Performance

  • Revision slug: Storage/Performance
  • Revision title: Performance
  • Revision id: 60948
  • Created:
  • Creator: sdwilsh
  • Is current revision? No
  • Comment Removing some very wrong and obsolete information; 725 words removed

Revision Content

 

mozStorage uses {{ mediawiki.interwiki('wikipedia', 'SQLite', 'SQLite') }} as the database backend. It has generally good performance for a small embedded database. However, many things cause various database operations to be slow.

Transactions

There is overhead associated with each transaction. When you execute a SQL statement in isolation, an implicit transaction is created around that statement. When transactions are committed, sqlite does journaling which requires syncing data to disk. This operation is extremely slow. Therefore, if you are doing many transactions in a row, you will get significant performance improvements by surrounding them in a transaction.

If you are not using the advanced caching discussed below, the database cache in memory is cleared at the end of each transaction. This is another reason to use transactions, even if you are only executing read operations.

The Asynchronous writes discussed below removes most of the immediate penalty of a commit, so you will not notice the problem as much. However, there is still overhead, and using a transaction will still be faster. One major problem is that the queue of file operations will get very long if there are many transactions. Some operations require walking this queue to see what operations have been pending, and they will be slower. If the user shuts down the browser soon after you do this type of operation, you can delay shutdown (possibly for many tens of seconds for large numbers of transactions and slow disks), making it look like the browser is hung.

Queries

Careful reordering of the SQL statement, or creating the proper indices, can often improve performance. See the sqlite optimizer overview on the sqlite web site for information on how sqlite uses indices and executes statements.
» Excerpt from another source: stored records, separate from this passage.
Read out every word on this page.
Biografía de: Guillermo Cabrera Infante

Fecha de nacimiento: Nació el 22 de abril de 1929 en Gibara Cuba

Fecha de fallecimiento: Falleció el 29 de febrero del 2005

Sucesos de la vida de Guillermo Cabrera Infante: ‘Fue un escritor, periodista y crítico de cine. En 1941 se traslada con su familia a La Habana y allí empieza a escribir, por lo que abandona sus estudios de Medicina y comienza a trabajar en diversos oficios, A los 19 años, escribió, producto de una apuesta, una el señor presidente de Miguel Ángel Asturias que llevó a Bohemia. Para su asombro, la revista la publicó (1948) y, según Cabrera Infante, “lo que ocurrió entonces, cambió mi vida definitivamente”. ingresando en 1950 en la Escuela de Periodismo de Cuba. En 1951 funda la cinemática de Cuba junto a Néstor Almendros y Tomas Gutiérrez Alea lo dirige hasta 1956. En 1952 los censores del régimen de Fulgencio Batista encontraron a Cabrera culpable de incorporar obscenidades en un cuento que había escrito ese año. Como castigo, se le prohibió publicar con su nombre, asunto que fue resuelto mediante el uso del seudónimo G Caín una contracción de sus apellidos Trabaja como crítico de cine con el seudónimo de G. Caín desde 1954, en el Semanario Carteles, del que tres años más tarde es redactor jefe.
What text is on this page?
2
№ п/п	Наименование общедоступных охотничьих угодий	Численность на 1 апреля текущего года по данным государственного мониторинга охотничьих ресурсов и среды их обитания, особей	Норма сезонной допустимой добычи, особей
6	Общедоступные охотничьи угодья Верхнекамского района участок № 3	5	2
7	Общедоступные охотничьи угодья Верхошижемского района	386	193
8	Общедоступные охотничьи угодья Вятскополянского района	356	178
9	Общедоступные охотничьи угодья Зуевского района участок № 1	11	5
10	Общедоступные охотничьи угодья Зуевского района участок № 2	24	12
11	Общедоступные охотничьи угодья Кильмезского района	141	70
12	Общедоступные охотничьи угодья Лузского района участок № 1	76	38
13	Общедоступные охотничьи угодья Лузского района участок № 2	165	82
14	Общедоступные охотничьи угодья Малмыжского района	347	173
You might also want to try to the "explain" feature on your statements to see if they are using the indices you expect. Type "explain" followed by your statement to see the plan. For example, explain select * from moz_history; The results are hard to understand, but you should be able to see whether it is using indices. A command that will give you a higher level overview is "explain query plan". For example

sqlite> explain query plan select * from moz_historyvisit v join moz_history h
        on v.page_id = h.id where v.visit_date > 1000000000;

0|0|TABLE moz_historyvisit AS v WITH INDEX moz_historyvisit_dateindex
1|1|TABLE moz_history AS h USING PRIMARY KEY

This tells us that it will first look up in moz_historyvisit using an index, and will then look up in moz_history using the primary key. Both of these are "good" because they use indices and primary keys, which are fast.

sqlite> explain query plan select * from moz_historyvisit where session = 12;

0|0|TABLE moz_historyvisit

In this example, you can see that it is not using an index, so this query would be slow.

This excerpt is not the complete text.